After two weeks and a circuitous journey where Lincoln lay in state for public viewing and had funeral services at least three more times in Cleveland and Columbus, Ohio and Chicago he arrived in Springfield on May 3. He again lay in state in the capitol for a night, and after the funeral the next day his body was placed in a receiving vault at Oak Ridge Cemetery (picture left), the site Mrs. Lincoln had requested for burial. In December, his remains were removed to a temporary vault not far from the proposed memorial site. In 1871, or 3 years after laborers had begun constructing the tomb, the body of Lincoln and those of the three youngest of his sons (Edward, William and Thomas “Tad” – eldest son Robert is buried in Arlington Cemetery) were placed in crypts in the unfinished structure.

In 1874, upon completion of the memorial, Lincoln's remains were interred in a marble sarcophagus in the center of a chamber known as the "catacombs," or burial room. In 1876, however, after two Chicago criminals failed in an attempt to steal Lincoln's body and hold it for ransom, the National Lincoln Monument Association hid it in another part of the memorial. When Mrs. Lincoln died in 1882, her remains were placed with those of Lincoln, but in 1887 both bodies were reburied in a brick vault beneath the floor of the burial room.

By 1895, the year the State acquired the memorial, it had fallen into disrepair. During a rebuilding and restoration program in 1899-1901, all five caskets were moved to a nearby subterranean vault. In the latter year, State officials returned them to the burial room and placed that of Lincoln in the sarcophagus it had occupied in 1874-76. Within a few months, however, at the request of Robert Todd Lincoln, the President's only surviving son, the body was moved to its final resting place, a cement vault 10 feet below the surface of the burial room. (From the National Park Service)

After spending some time in Chicago my trip to Springfield was an eye opener: “down state” Illinois is as far from Chicago as imaginable. The town isn’t terribly large although it is the capital of the state, and its primary industry (other than the farming going on all around it) seems to be Abraham Lincoln.
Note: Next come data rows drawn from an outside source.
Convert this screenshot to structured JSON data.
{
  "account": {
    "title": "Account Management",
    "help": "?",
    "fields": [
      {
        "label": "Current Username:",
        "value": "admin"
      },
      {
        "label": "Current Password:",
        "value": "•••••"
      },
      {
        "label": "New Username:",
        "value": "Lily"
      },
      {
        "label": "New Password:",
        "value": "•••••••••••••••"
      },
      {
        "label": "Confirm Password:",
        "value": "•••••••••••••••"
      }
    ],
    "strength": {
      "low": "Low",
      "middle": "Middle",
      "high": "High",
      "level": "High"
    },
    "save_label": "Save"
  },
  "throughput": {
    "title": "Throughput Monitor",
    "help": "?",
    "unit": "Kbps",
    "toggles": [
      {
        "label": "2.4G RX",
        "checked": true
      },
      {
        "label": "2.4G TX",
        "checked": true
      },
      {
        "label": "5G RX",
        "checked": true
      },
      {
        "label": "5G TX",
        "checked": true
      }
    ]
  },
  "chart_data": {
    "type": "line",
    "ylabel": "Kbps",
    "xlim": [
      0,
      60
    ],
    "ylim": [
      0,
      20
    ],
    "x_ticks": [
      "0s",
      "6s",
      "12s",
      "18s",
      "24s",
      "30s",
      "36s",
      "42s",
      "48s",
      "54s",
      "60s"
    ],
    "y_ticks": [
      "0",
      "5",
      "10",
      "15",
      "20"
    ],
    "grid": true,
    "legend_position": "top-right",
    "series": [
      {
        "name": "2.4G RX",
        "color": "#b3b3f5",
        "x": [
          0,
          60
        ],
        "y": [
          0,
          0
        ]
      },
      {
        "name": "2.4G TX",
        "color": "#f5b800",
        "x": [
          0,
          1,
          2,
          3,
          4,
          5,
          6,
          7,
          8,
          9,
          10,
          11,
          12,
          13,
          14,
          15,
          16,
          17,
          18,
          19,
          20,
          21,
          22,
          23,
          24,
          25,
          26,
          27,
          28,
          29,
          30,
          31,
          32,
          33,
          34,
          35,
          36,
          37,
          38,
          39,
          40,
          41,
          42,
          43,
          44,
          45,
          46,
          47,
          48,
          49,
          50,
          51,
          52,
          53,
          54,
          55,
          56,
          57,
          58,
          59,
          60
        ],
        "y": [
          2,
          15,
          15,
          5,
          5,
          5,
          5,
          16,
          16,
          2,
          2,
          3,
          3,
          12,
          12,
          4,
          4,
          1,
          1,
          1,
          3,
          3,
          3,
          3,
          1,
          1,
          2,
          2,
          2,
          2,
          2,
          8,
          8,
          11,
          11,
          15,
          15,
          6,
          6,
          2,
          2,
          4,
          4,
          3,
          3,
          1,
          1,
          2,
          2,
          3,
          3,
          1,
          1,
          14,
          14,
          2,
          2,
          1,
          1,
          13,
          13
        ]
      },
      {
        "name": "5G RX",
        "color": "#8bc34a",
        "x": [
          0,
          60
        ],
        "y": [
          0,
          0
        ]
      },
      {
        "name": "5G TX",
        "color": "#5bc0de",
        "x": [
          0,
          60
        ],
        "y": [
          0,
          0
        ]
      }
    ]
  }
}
There is the newly expanded and reopened Lincoln Library and Museum and the National Historic site with the only house he ever owned, and where he lived before he went to Washington as president (his birthplace, by the way is a National Historic site in Kentucky - that site seems like an interesting place to visit, apparently the “original cabin” is encased in a marble “Memorial Building”).

I now know why “down staters” hate Chicago so much: the city seems to be as unrelated to the rest of the state as Austin does to Texas.